During this time they will struggle, gasp for breath, squeal, and climb over each other until they finally lose consciousness.
The pigs must remain in the gas mixture until they are completely unconscious which can take up to 30 seconds. After this, the animals are then shackled by one hind leg, hoisted and their throats cut to drain their blood.
The length of time it takes to kill pigs and the acute distress it causes have led to calls to ban the CO2 stunning method.
How birds are slaughtered with CO2
Most poultry birds killed in the UK face a similar fate. Birds are transported to slaughterhouses in crates.
Then, while still in the crates, they are placed into a chamber. Here, they are exposed to either concentrations of CO2 or a mixture of inert gases (nitrogen and argon). The gas mixture deprives birds of oxygen, causing them to lose consciousness and die.
In a nutshell, CO2 is used to slaughter millions of animals each year in the UK. And, the current shortage could pose significant delays to the number of animals processed for slaughter.
Factory farmed animals are bred and reared in filthy, overcrowded sheds. As a result, they often suffer from disease, injury, and psychological problems.
In these environments, profits take priority over animal welfare and Viva!’s countless investigations prove that animals suffer for food production.
Why are animals allowed to be killed like this?
Conditions on factory farms are likely to deteriorate even further. And, animals will experience prolonged suffering on factory farms if delays occur at slaughterhouses as the industry is predicting.
There are also reports from the industry regarding the possibility of animals being destroyed (killed) on farms, should the issue continue.

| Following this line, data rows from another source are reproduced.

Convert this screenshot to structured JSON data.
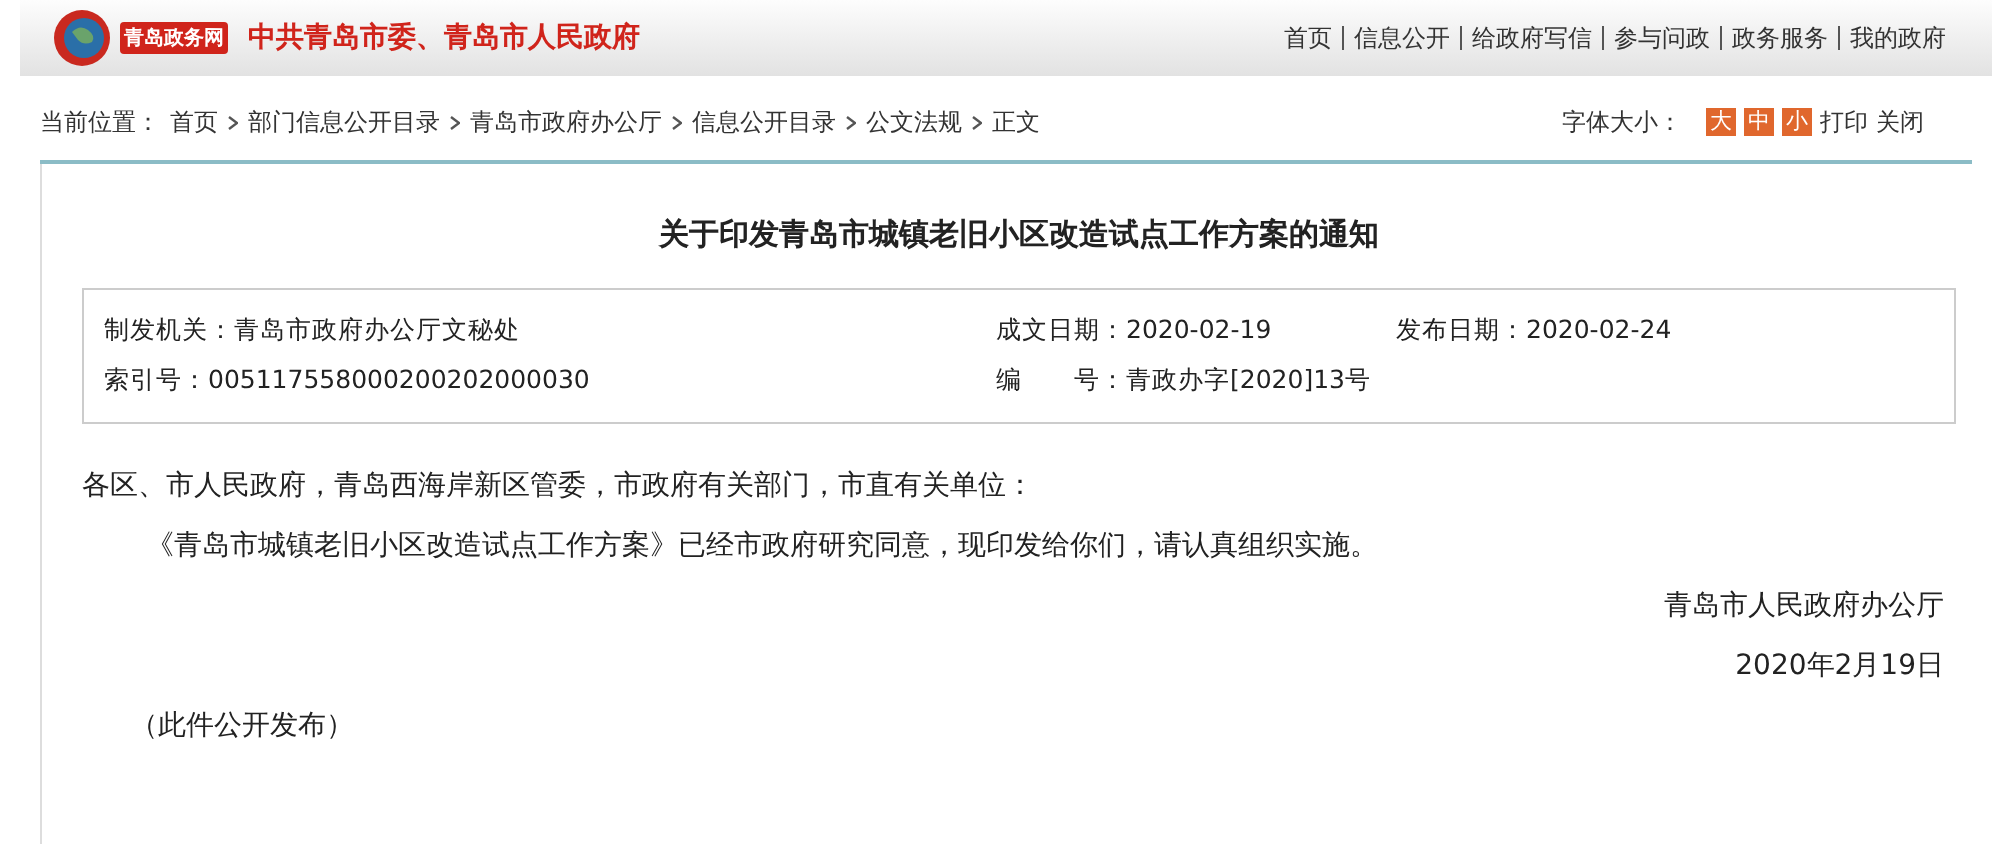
{
  "header": {
    "logo_text": "青岛政务网",
    "site_title": "中共青岛市委、青岛市人民政府",
    "nav": [
      "首页",
      "信息公开",
      "给政府写信",
      "参与问政",
      "政务服务",
      "我的政府"
    ]
  },
  "breadcrumb": {
    "label": "当前位置：",
    "items": [
      "首页",
      "部门信息公开目录",
      "青岛市政府办公厅",
      "信息公开目录",
      "公文法规",
      "正文"
    ]
  },
  "tools": {
    "label": "字体大小：",
    "sizes": [
      "大",
      "中",
      "小"
    ],
    "links": [
      "打印",
      "关闭"
    ]
  },
  "article": {
    "title": "关于印发青岛市城镇老旧小区改造试点工作方案的通知",
    "meta": [
      {
        "label": "制发机关：",
        "value": "青岛市政府办公厅文秘处"
      },
      {
        "label": "成文日期：",
        "value": "2020-02-19"
      },
      {
        "label": "发布日期：",
        "value": "2020-02-24"
      },
      {
        "label": "索引号：",
        "value": "005117558000200202000030"
      },
      {
        "label": "编　　号：",
        "value": "青政办字[2020]13号"
      }
    ],
    "body": [
      {
        "kind": "salutation",
        "text": "各区、市人民政府，青岛西海岸新区管委，市政府有关部门，市直有关单位："
      },
      {
        "kind": "paragraph",
        "text": "《青岛市城镇老旧小区改造试点工作方案》已经市政府研究同意，现印发给你们，请认真组织实施。"
      },
      {
        "kind": "signature",
        "text": "青岛市人民政府办公厅"
      },
      {
        "kind": "signature",
        "text": "2020年2月19日"
      },
      {
        "kind": "note",
        "text": "（此件公开发布）"
      }
    ]
  }
}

However, shouldn’t the bigger question be; why are we allowing animals to be kept in these conditions, killed in this way, and continuing to eat them?
Especially, considering how much we understand about animal sentience and the impact animal agriculture is having on the climate crisis?
CO2 shortages might mean you can’t eat turkey this Christmas, but there are plenty of incredible meat alternatives on the market that can win over even the most dedicated carnivores.